Conditions That Contribute To Diabetes
The conditions described below are often a component of diabetes (especially of Type 2 syndrome) and may themselves contribute to the existence of the condition.
Insulin Resistance
We have already seen that resistance to the effects of insulin, which usually appears to act at the level beyond the receptor sites, is of major significance in Type 2 diabetes. Insulin resistance is defined as a reduced response or sensitivity to a physiological amount of insulin (i.e. a quantity which would be expected to have an identifiable effect). Its existence is suspected when a test of a venous blood plasma sample after a fast reveals an abnormally high level of insulin (hyperinsulinaemia) in the presence of a normal or raised level of blood glucose. Sensitivity to insulin can be determined using a laboratory technique called the hyperinsulinaemic glucose clamp. A certain quantity of insulin is infused and at the same time, dextrose (a form of sugar) is also given. The more sugar that is required to maintain a normal blood glucose level during the period of elevated insulin caused by the infusion, the greater the person's sensitivity to insulin. Studies suggest that there is considerable variation in the degree of insulin sensitivity in apparently healthy people, and insulin resistance as such does not cause any symptoms. Indeed, about one quarter of those surveyed have degrees of insulin resistance comparable with those in people diagnosed with glucose intolerance or Type 2 diabetes.

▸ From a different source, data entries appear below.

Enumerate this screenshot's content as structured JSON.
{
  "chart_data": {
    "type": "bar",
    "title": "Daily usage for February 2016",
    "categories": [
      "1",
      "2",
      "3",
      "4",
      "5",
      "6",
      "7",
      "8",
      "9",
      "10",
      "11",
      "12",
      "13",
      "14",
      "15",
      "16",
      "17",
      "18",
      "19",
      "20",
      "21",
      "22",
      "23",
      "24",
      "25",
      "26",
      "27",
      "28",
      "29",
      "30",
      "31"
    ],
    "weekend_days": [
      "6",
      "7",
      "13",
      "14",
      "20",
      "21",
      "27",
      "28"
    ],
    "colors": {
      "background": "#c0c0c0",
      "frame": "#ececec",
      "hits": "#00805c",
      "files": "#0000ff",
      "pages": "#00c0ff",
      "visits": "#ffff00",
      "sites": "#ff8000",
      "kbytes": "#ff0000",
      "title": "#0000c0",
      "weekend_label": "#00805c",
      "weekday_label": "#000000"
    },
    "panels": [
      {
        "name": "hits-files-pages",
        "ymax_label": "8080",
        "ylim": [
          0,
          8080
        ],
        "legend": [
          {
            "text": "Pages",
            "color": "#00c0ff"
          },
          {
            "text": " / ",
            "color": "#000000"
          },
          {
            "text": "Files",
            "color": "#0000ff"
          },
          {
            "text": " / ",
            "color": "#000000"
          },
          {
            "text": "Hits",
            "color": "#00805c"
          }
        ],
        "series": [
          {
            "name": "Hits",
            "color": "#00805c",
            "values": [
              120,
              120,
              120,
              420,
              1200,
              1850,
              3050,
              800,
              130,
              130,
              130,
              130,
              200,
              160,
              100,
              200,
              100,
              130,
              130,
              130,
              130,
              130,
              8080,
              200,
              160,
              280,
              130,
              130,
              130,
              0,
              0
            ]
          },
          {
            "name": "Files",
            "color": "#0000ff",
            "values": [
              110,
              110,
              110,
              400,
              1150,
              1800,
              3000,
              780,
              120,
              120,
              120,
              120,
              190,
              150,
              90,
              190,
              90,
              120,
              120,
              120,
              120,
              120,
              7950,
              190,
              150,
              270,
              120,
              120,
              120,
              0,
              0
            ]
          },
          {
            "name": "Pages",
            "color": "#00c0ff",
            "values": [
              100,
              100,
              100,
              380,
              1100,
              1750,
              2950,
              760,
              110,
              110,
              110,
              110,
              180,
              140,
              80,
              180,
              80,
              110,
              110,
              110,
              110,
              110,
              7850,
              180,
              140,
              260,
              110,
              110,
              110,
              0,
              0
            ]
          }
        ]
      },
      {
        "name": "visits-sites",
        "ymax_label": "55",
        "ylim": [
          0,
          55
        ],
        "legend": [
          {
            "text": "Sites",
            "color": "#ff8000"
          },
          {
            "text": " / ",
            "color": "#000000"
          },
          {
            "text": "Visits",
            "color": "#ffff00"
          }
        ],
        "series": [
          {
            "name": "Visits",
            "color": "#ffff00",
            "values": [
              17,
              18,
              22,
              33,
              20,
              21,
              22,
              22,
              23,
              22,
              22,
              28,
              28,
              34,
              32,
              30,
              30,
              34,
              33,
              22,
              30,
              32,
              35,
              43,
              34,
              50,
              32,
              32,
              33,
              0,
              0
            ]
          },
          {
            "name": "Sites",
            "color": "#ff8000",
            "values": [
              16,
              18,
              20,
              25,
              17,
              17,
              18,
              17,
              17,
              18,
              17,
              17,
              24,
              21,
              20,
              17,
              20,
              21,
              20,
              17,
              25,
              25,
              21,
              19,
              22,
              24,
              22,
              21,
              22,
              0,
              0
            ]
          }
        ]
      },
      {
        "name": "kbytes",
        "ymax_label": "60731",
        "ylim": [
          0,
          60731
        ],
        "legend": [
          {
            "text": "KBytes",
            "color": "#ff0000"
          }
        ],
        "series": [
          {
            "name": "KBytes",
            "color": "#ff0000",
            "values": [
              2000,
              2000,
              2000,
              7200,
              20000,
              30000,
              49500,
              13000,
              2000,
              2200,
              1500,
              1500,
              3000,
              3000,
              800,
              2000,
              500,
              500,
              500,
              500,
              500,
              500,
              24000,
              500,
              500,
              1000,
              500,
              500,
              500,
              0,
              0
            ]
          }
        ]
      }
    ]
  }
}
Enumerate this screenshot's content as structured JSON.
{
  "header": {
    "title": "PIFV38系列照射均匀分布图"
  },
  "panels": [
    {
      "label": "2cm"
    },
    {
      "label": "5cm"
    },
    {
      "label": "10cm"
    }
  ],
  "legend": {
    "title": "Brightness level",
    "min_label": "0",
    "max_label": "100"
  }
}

Insulin Resistance Syndrome
This syndrome was first described in 1988 and has a number of alternative names (Reaven's syndrome, metabolic syndrome, syndrome X). It has several components and usually more than one is present in those affected. The key features, identified in 1988, are:
- glucose intolerance or Type 2 diabetes
- decreased level/rate of glucose disposal by insulin
- hyperinsulinaemia-
- essential hypertension (high blood pressure)
- low plasma levels of HDL lipoproteins
- hypertriglyceridaemia (high levels of triglyceride fats in the blood).
Since 1988, other factors have been added which were felt to be important, including abdominal obesity and impaired fibrinolysis - a process that normally takes place in the blood by means of which minute blood clots are broken down. Insulin resistance syndrome confers a much greater risk of atherosclerosis or furring of the arteries and coronary heart disease. People with Type 2 diabetes or impaired glucose tolerance quite often show features of the syndrome (such as hypertension) . It is necessary to treat these conditions, alongside diabetes, when they are present in order to reduce the risk of cardiovascular disease.
Polycystic Ovary Syndrome and Insulin Resistance
In women, the relatively common condition called polycystic ovary syndrome, in which the follicles of the ovaries fail to produce eggs to maturity and develop multiple small cysts, may in some cases be linked with insulin resistance, in some cases. Polycystic ovary syndrome is caused by a hormonal imbalance which results in a greater than normal availability of male sex hormones [androgens, mainly testosterone) which may stimulate a masculine pattern of hair growth in some women. The ovaries normally produce minute quantities of androgens which are 'mopped up' by proteins called globulins. It is thought that hyper-insulinaemia in insulin resistance may stimulate the production of testosterone by the ovaries and also inhibit the production of globulin. This allows more testosterone to be available, producing the symptoms of polycystic ovary syndrome. It has been found that affected women may have a greater susceptibility to Type 2 diabetes. Also, women affected by gestational diabetes run a greater risk of developing polycystic ovary syndrome.
Abdominal (or Visceral) Obesity
As has been noted, there is a close connection between obesity and Type 2 diabetes and it is thought that upper body or abdominal fat may be particularly important. However, although men are more likely to show this pattern of fat distribution than women (who more frequently lay down fat below the waist), there is no apparent sex difference in the incidence of Type 2 diabetes. The main function of abdominal adipocytes (fat cells) is to store triglycerides as an energy reserve in times of need. These fat cells have been shown to have a different metabolic activity compared to other fat cells elsewhere, particularly with regard to their sensitivity to certain hormones. They have been found to be more resistant to insulin but show greater sensitivity to catecholamines
(counter-regulatory hormones) which act in opposition to insulin. Hence it is felt by some experts that abdominal obesity promotes the type of insulin resistance that is often a feature of Type 2 diabetes, although it is probably only one contributory factor and may not be enough to cause diabetes in itself.
Hypertension
High blood pressure can occur on its own but it is often a feature of Type 2 diabetes and the insulin resistance syndrome. Less commonly, it may also be associated with Type 1 syndrome as well. It is believed that the physiological and metabolic consequences of insulin resistance and Type 2 diabetes promote the development of hypertension and that the two are closely linked.